Com a experiência de 41 de seus 60 anos dedicados ao magistério, Vasconcellos contesta o modelo baseado na memorização mecânica de conteúdos. Para ele, o saber primordial do professor, além das necessárias competências técnicas, é a capacidade de ajudar o outro a aprender, fundamentada no estabelecimento de vínculo humano com o aluno. Assim, defende a sensibilidade como primeira condição para a mestria. “Você pode fazer mestrado, doutorado, pós-doutorado, mas se não muda o olhar, não age a partir da sensibilidade, a cada título que recebe, acaba enxergando menos o outro na sua frente”, alertou.
Como efeito do “embotamento da sensibilidade”, Vasconcellos pontua que inúmeros estudos sobre gestão da sala de aula revelam que o sucesso ou fracasso da relação professor-aluno decide-se nas primeiras aulas. “Preparar bem uma aula é, sobretudo, preparar-se interiormente para acolher aquelas pessoas com as quais vamos trabalhar, para que o aluno encontre alguém que realmente deseja ser professor dele”.
Consciência da incompletude – Para o educador, a problemática se estabelece quando o docente ignora a constituição histórico-cultural do magistério. “Muito professor não tem noção do seu valor, não percebe a importância da sua atividade, da repercussão tem na vida dos alunos e da sociedade. Outros colegas têm dificuldade enorme de reconhecer seu erro. Trata-se do que falava Paulo Freire sobre a humildade: a consciência da incompletude. Saber que falta algo – que é um dos princípios básicos da pesquisa”, observou.
Tal distorção aconteceu, ensina Vasconcellos, ao longo do processo de institucionalização das universidades, a partir da Idade Média. “Num certo momento, para se tornar mestre ou doutor, deixou-se de comprovar a capacidade de ajudar o outro a aprender. Tinha-se que provar domínio de determinada área. Virar mestre não tinha mais nada a ver com processos de ensino-aprendizagem que vinham de Sócrates, Platão, Aristóteles, Cícero, Quintiliano, Agostinho”, relata. “A semelhança com dias atuais não é mera coincidência, quando vemos pessoas com mestrado e doutorado, mas muita dificuldade em fazer esse trânsito”.

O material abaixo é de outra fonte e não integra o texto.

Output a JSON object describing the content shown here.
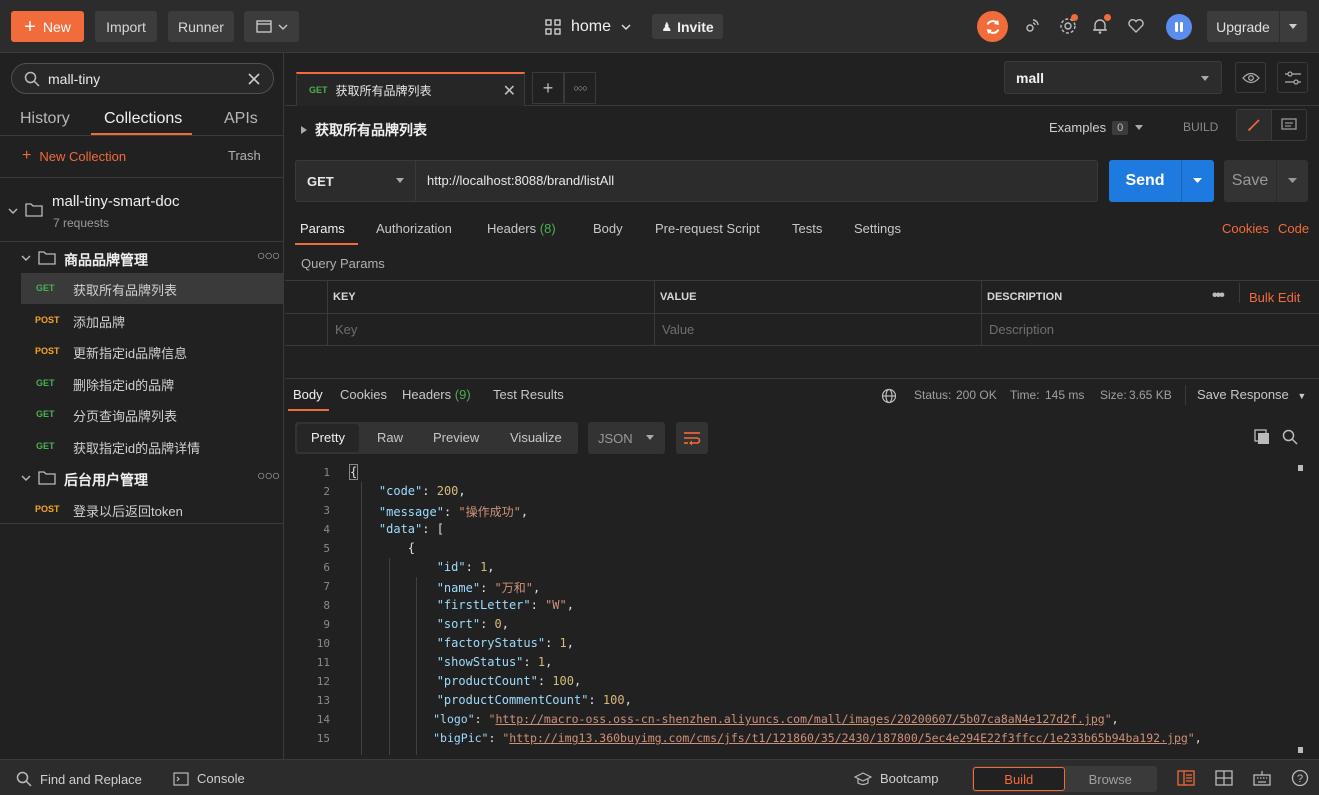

Esse desvio original, define o especialista, “impõe ao professor o desafio do desenvolvimento pessoal, que todo ser humano deve fazer”: trabalhar o 'Sou' (autoestima), o 'Ainda não sou' (autocrítica) e o 'Posso vir a ser mais' (auto-superação). “Ser 'dador de aula' é muito fácil, mas trabalhar de fato com o desenvolvimento humano pleno, a alegria crítica de cada um e de todos, através da apropriação criativa, significativa e duradoura dos conhecimentos historicamente relevantes para a formação da consciência, do caráter, da cidadania, da preparação para o trabalho, é mais complexo. Uma coisa é ensinar algo a alguém, o que qualquer um faz; outra é ensinar os saberes necessários a todos. Isso é coisa de mestre”.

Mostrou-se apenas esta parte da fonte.